Breaking Bad Blog: Shotgun
By Andrew Voerman
After this episode, it feels like Jesse Pinkman is emerging as the most important pawn in Gus’s conflict with Walt.
After a frenzied dash through the city streets to Los Pollos Hermanos, hoping to confront Gus in order to save Jesse’s life, Walt receives a phone call from Mike, letting him know that everything is okay and that he should get back to work. Walt isn’t willing to just take Mike’s word for it but he is only confused when he talks to a totally unbothered Jesse on the line. After offering all he can, a warning, Walt heads back to the lab.
While Walt’s cooking meth, Mike and Jesse are driving around New Mexico, picking up cash from a series of dead drops. Much to Jesse’s annoyance, he’s not allowed to do anything, not even have a cigarette; he’s riding shotgun, but he’s not allowed to carry one. His day quickly becomes monotonous, as we are shown in a montage, and with Mike not offering any answers as to why he’s there, Jesse is left to with nothing to do but wonder.
Walt’s day at the lab is interrupted when he has to rush home to finalise his and Skyler’s purchase of the car wash. Afterwards, Skyler suggests they have a drink to celebrate, but that drink quickly leads to celebrations of a different kind. Lying in bed afterwards, Skyler suggests that Walt move back home, in order to further strengthen their cover story. While he is hesitant at the time, the next morning he finds out that Skyler made his mind up for him, by telling Walter Jr. that his dad will be moving in on Tuesday. After seeing the smile on his kid’s face, there’s no way Walt can back out.

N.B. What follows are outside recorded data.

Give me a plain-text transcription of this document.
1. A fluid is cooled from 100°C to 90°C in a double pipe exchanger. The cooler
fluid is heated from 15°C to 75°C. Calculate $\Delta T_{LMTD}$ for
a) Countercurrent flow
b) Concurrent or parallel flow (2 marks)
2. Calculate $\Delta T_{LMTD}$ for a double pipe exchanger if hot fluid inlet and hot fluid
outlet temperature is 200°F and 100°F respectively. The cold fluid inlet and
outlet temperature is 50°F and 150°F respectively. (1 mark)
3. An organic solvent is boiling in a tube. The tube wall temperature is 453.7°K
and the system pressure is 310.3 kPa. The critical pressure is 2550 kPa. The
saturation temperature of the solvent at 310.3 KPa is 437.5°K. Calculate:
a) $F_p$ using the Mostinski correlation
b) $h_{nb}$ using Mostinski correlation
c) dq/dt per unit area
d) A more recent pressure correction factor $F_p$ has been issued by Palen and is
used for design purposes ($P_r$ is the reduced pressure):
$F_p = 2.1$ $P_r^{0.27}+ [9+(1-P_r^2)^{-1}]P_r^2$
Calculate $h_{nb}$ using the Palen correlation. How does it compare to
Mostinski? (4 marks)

While Walt was celebrating, Jesse finally got to do something. When Mike went into a building to pick up yet another lot of cash, a man with a shotgun walked up behind Jesse, who was sitting in the car. Jesse reverses in to the man, knocking him over, before a car appears and chases him off, leaving Mike to emerge, only to find his ride missing. He needn’t worry though, because Jesse appears not long after, having lost his tail with suspicious ease. As a way of saying thank you, Mike allows him to light up.
When Walt arrives at the lab the next day, Jesse is already there, hammering away at a block of ice. Walt is full of concern, wanting to know what happened the day before, and then wanting to know why Jesse is being so calm about it. When Jesse asks him to get on with work, because he’s meeting Mike that afternoon, Walt only freaks out further. Jesse has two jobs now, a change of circumstances that certainly doesn’t please Walt.
It turns out that this newfound friendship has not come about by accident. Gus, as we’ve come to expect by now, was pulling all the strings. The robbers were working for him all along, and in pushing Jesse away from Walt and closer to Mike, they appear to have done their job.
Elsewhere, it’s dinner party time at the Schrader’s, and Walt is trying to get more information on the Gale case from Hank. As Hank explains the particulars to Marie and Skyler, he makes Gale out to be a genius, which is a notion that doesn’t sit well with a slightly-drunken Walt. His ego won’t allow this lie to stand; he suggests that, based on what he saw in the notebooks, Gale might have been copying someone else, i.e. him.
It seems that Walt’s ego might prove costly. The episode ends with Hank looking over the evidence from Gale’s house, and asking a question - if Gale was a vegan, why does he have a serviette from a fried chicken outlet?